LOS MEDIOS Y EL ESTADO CORRUPTOR

Luis-gutierrez

Luis-gutierrez

Una mañana de la primavera de 1994, el gobernador de un estado limítrofe con el Distrito Federal me invitó a desayunar en su casa de gobierno. El motivo era evidente: se aproximaba el relevo presidencial en diciembre de ese año y él, amigo personal de Ernesto Zedillo, reemplazo del asesinado Luis Donaldo Colosio, hacía talacha mediática para incorporarse al gabinete. Al café, nos interrumpió una llamada telefónica. “Es privada”, anunció un asistente.

El gobernador se levantó a contestar. Regresó como a los diez minutos, preocupado y hasta un poco malhumorado. Inesperadamente me confió: –Era fulana (mencionó el nombre de una columnista a quien yo sólo conocía de nombre). Quiere dinero, una cantidad importante. Y hasta me amenazó: “Óyeme bien tal por cual, si para el lunes (era miércoles) no me depositas, te juro que a partir del martes empiezo a romperte la madre”.

–¿Qué piensas hacer?–, le pregunté asombrado. Y agregué: “Mándala al carajo”.

–No puedo. Ahora mismo le hablé al secretario de Gobernación y le pedí instrucciones. Me dijo que le va a consultar al presidente. También le informé que, según ella, el dinero es para el director del periódico. Volvió a entrar al comedor el asistente para informarle al gobernador:

–Le habla el secretario de Gobernación. Esta vez la llamada fue breve. El gobernador volvió a la mesa, pidió café para los dos (yo ya había terminado la primera taza). Permaneció en silencio un par de  minutos y finalmente me vio a los ojos, en busca de comprensión. Habló al fin:

–¿Sabes qué me dijo textualmente el señor secretario de Gobernación?: “Dele el dinero, señor gobernador. El gobierno de la República no quiere problemas con sus amigos periodistas”.  La columnista tuvo su dinero el lunes siguiente. Y el gobernador fue poderoso secretario de Estado en el gobierno de Ernesto Zedillo.  Con frecuencia se habla de los medios de comunicación como “el cuarto poder”.

No sé si sean primero, cuarto o quinto. Pero reconozco que son poderosos, en tanto tienen capacidad de construir, destruir, modificar, e inducir. Pero su función principal es mediar entre la ciudadanía y el poder público. Son un equilibrio fundamental para toda democracia y su obligación permanente es estar siempre del lado del interés ciudadano.

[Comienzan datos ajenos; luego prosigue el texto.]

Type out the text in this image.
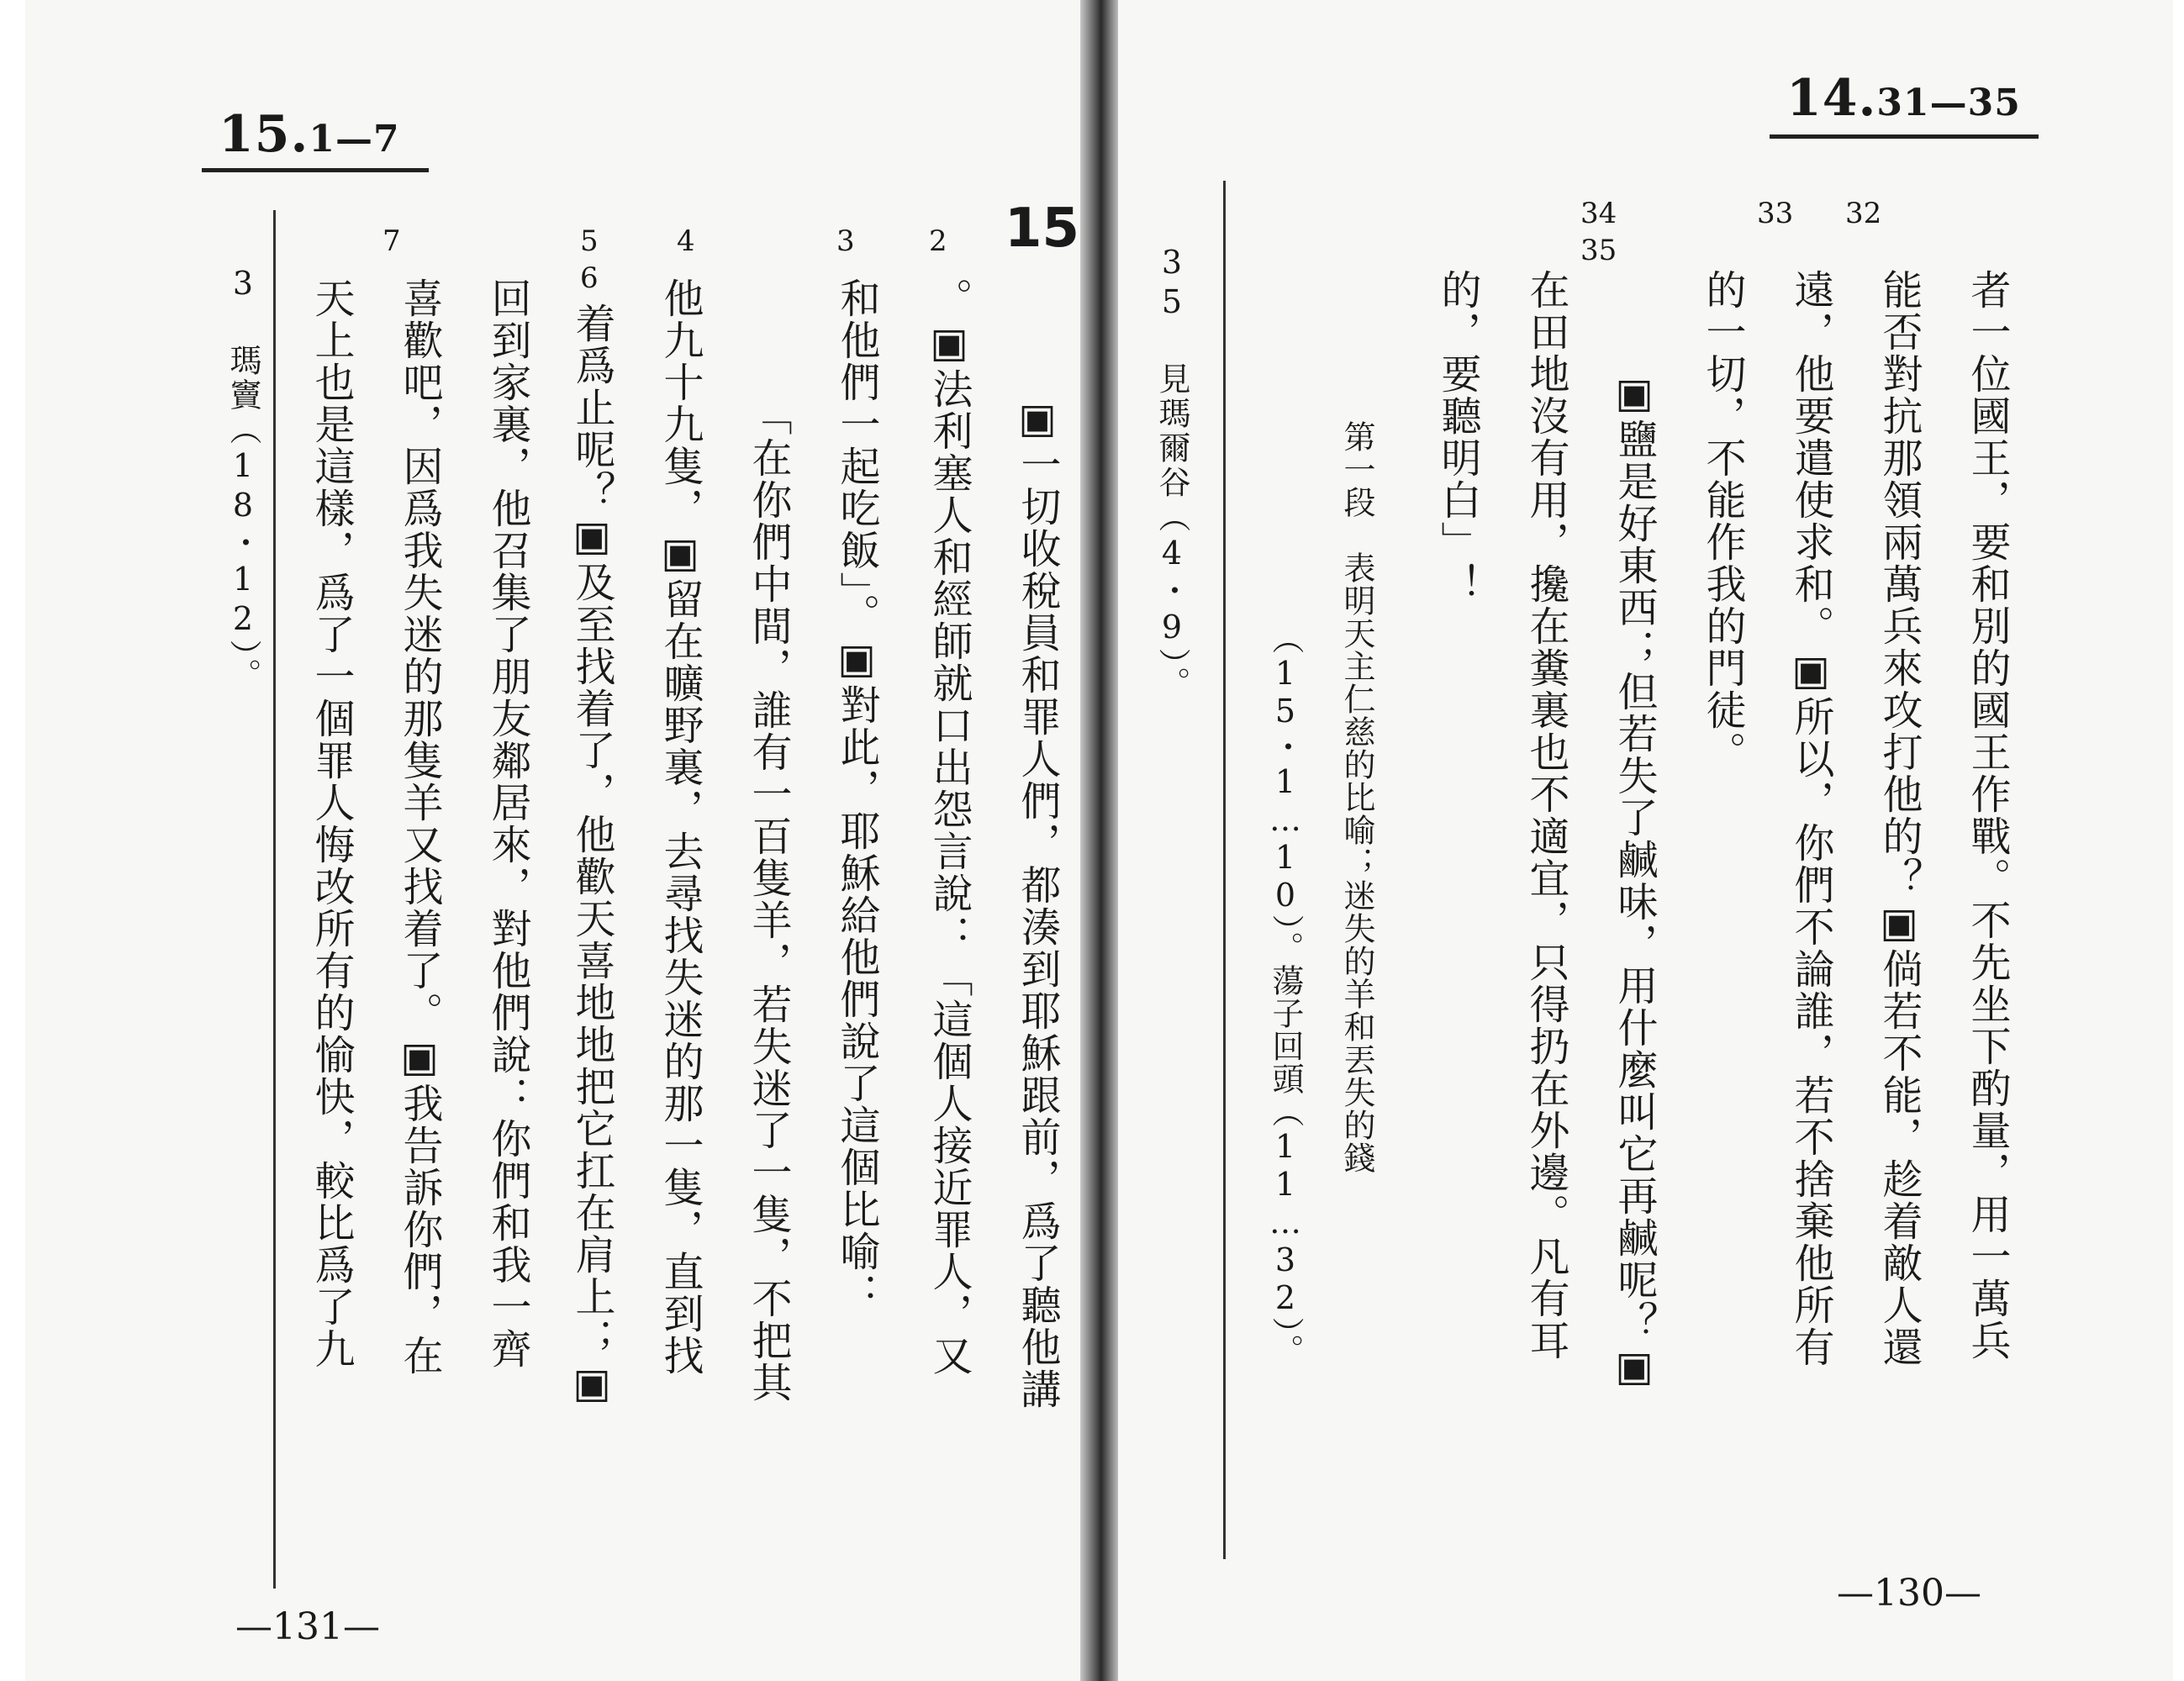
15.1—7
3 瑪竇（18・12）。
15
7	5
6
4	3	2
▣一切收稅員和罪人們，都湊到耶穌跟前，爲了聽他講
。▣法利塞人和經師就口出怨言說：「這個人接近罪人，又
和他們一起吃飯」。▣對此，耶穌給他們說了這個比喻：
「在你們中間，誰有一百隻羊，若失迷了一隻，不把其
他九十九隻，▣留在曠野裏，去尋找失迷的那一隻，直到找
着爲止呢？▣及至找着了，他歡天喜地地把它扛在肩上；▣
回到家裏，他召集了朋友鄰居來，對他們說：你們和我一齊
喜歡吧，因爲我失迷的那隻羊又找着了。▣我告訴你們，在
天上也是這樣，爲了一個罪人悔改所有的愉快，較比爲了九
—131—
14.31—35
35 見瑪爾谷（4・9）。
34
35
33 32
者一位國王，要和別的國王作戰。不先坐下酌量，用一萬兵
能否對抗那領兩萬兵來攻打他的？▣倘若不能，趁着敵人還
遠，他要遣使求和。▣所以，你們不論誰，若不捨棄他所有
的一切，不能作我的門徒。
▣鹽是好東西；但若失了鹹味，用什麼叫它再鹹呢？▣
在田地沒有用，攙在糞裏也不適宜，只得扔在外邊。凡有耳
的，要聽明白」！
第一段　表明天主仁慈的比喻；迷失的羊和丟失的錢
（15・1…10）。蕩子回頭（11…32）。
—130—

Desde el siglo XVI, cuando las monarquías estaban de moda en toda Europa, se reconoció el derecho del pueblo a la resistencia y a la revolución si el monarca rebasaba ciertos límites jurídico-naturales, como lo definió Jorge Carpizo McGregor en su ensayo “Los medios de comunicación masiva y el Estado de Derecho. La democracia, la política y la ética” (Instituto de Investigaciones Jurídicas de la UNAM, 2011).

Pero al igual que cualquier otro poder, llámese ejecutivo, legislativo o judicial, el de los medios no debe ser absoluto ni ilimitado. Cuando así ocurre, avasalla libertades y derechos.

Llama la atención que los juicios sumarios sobre “prensa vendida, prensa corrupta”, etcétera, se viertan generalmente sobre las infanterías de la comunicación: reporteros y fotógrafos, articulistas y analistas, por ejemplo, cuando los casos de perversión grave (con valiosas excepciones), se dan entre los dueños de los medios, los grandes empresarios de la comunicación, a cuyo alcance siempre hay escuderos o mensajeros a los que también ha alcanzado el poder corruptor del Estado, como la anécdota que se reseña al principio de estas líneas.

Este tema, el del Estado corruptor y el de los periodistas corrompidos, debió ser incluido en el debate generado en torno a la Ley sobre el Derecho de Réplica, derivada de una reforma constitucional que se aprobó hace ya dos años.

¿Ganará, como escribió el filósofo alemán Max Weber, la obra periodística irresponsable, con todo y sus funestas consecuencias? ¿O ganará la responsabilidad del periodista honrado, que es mucho mayor que la del sabio y que, por término medio, en nada le cede a la de cualquier otro intelectual?